Le 08/09/2010 14:02, Jeff Squyres a écrit :
> On Sep 3, 2010, at 3:38 PM, George Bosilca wrote:
>> However, going over the existing BTLs I can see that some BTLs do not correctly set this value:
>> BTL Bandwidth Auto-detect Status
>> Elan 2000 NO Correct
>> GM 250 NO Doubtful
>> MX 2000/10000 YES (Mbs) Correct (before the patch)
>> OFUD 800 NO Doubtful
>> OpenIB 2000/4000/8000 YES (Mbs) Correct (multiplied by the active_width)
>> Portals 1000 NO Doubtful
>> SCTP 100 NO Conservative value (correct)
>> Self 100 XXX Correct (doesn't matter anyway)
>> SM 9000 NO Correct
>> TCP 100 NO Conservative value (correct)
>> UDAPL 225 NO Incorrect
> Now that that patch has been rolled back out, did we come to conclusion here?
> - OFUD: why do we still even have this?
> - Portals: does it matter if it gets it wrong? No one will ever multi-rail with it.
> - TCP: we can add auto-detect code for this (But doesn't have to be right away -- i.e., don't make 1.5.0 wait for it).
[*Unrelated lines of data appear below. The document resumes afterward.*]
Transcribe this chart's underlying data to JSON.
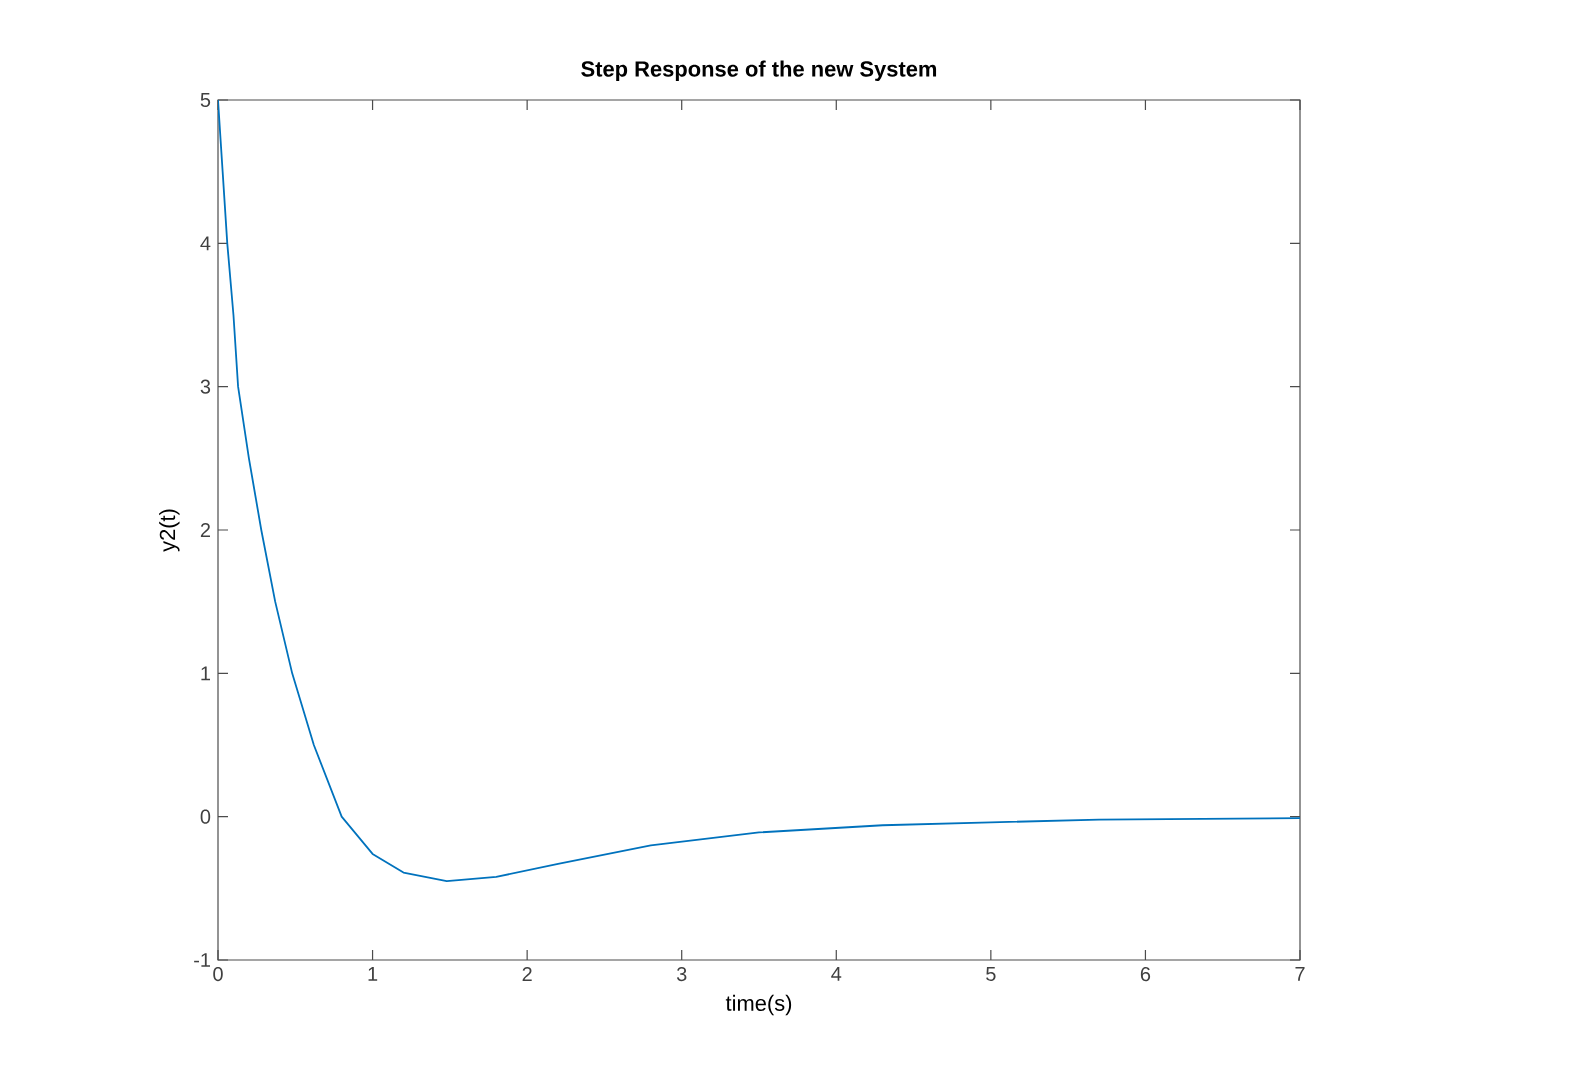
{
  "chart_data": {
    "type": "line",
    "title": "Step Response of the new System",
    "xlabel": "time(s)",
    "ylabel": "y2(t)",
    "series": [
      {
        "color": "#0072bd",
        "x": [
          0,
          0.03,
          0.06,
          0.1,
          0.13,
          0.2,
          0.28,
          0.37,
          0.48,
          0.62,
          0.8,
          1.0,
          1.2,
          1.48,
          1.8,
          2.2,
          2.8,
          3.5,
          4.3,
          5.0,
          5.7,
          7
        ],
        "values": [
          5,
          4.5,
          4,
          3.5,
          3,
          2.5,
          2,
          1.5,
          1,
          0.5,
          0,
          -0.26,
          -0.39,
          -0.45,
          -0.42,
          -0.33,
          -0.2,
          -0.11,
          -0.06,
          -0.04,
          -0.02,
          -0.01
        ]
      }
    ],
    "xlim": [
      0,
      7
    ],
    "ylim": [
      -1,
      5
    ],
    "xticks": [
      0,
      1,
      2,
      3,
      4,
      5,
      6,
      7
    ],
    "yticks": [
      -1,
      0,
      1,
      2,
      3,
      4,
      5
    ],
    "grid": false,
    "marker": "none",
    "line_style": "solid"
  }
}
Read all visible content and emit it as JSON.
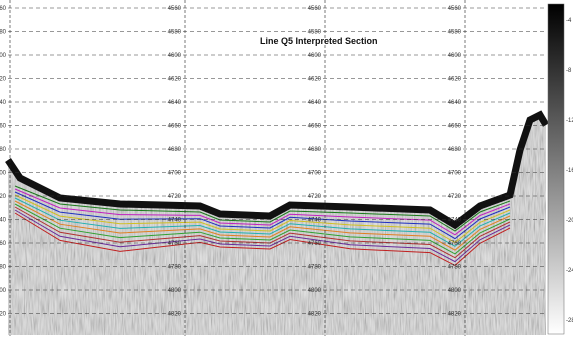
{
  "title": "Line Q5 Interpreted Section",
  "depth_labels": [
    "4560",
    "4580",
    "4600",
    "4620",
    "4640",
    "4660",
    "4680",
    "4700",
    "4720",
    "4740",
    "4760",
    "4780",
    "4800",
    "4820"
  ],
  "colorbar_labels": [
    "-4",
    "-8",
    "-12",
    "-16",
    "-20",
    "-24",
    "-28"
  ]
}
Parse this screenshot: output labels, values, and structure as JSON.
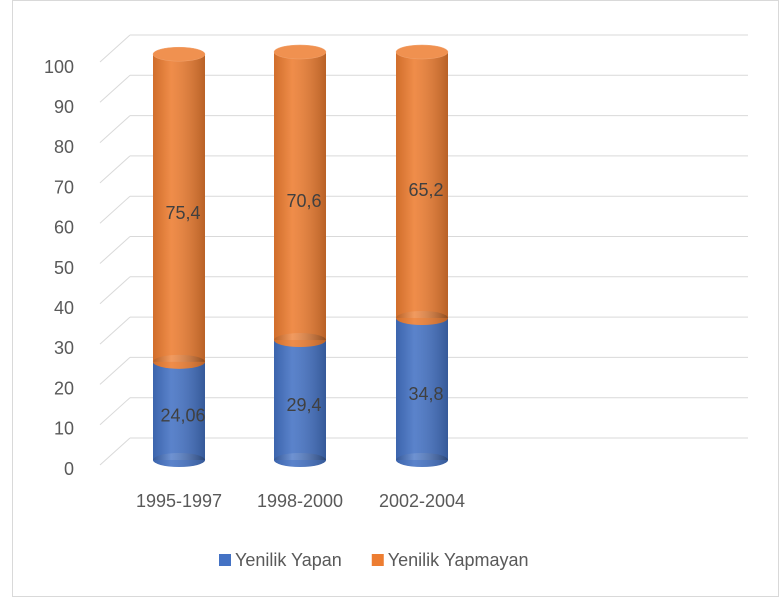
{
  "chart_data": {
    "type": "bar3d_stacked_cylinder",
    "categories": [
      "1995-1997",
      "1998-2000",
      "2002-2004"
    ],
    "series": [
      {
        "name": "Yenilik Yapan",
        "color": "#4472c4",
        "values": [
          24.06,
          29.4,
          34.8
        ],
        "value_labels": [
          "24,06",
          "29,4",
          "34,8"
        ]
      },
      {
        "name": "Yenilik Yapmayan",
        "color": "#ed7d31",
        "values": [
          75.4,
          70.6,
          65.2
        ],
        "value_labels": [
          "75,4",
          "70,6",
          "65,2"
        ]
      }
    ],
    "ylim": [
      0,
      100
    ],
    "yticks": [
      0,
      10,
      20,
      30,
      40,
      50,
      60,
      70,
      80,
      90,
      100
    ],
    "grid": true,
    "legend": "bottom"
  }
}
> - UDAPL: I don't think anyone will multi-rail udapl with anything.
> Was the *real* problem that Brice's OpenFabrics bandwidth was auto-detected incorrectly somehow?
The first problem came from IB not autodetecting at all by default and
using 800Mbit/s instead. When forcing autodetect with mca parameters,
the bandwidth are not perfect but not too bad. When forcing IB manually
to the right bandwidth value, I can tweak things as needed.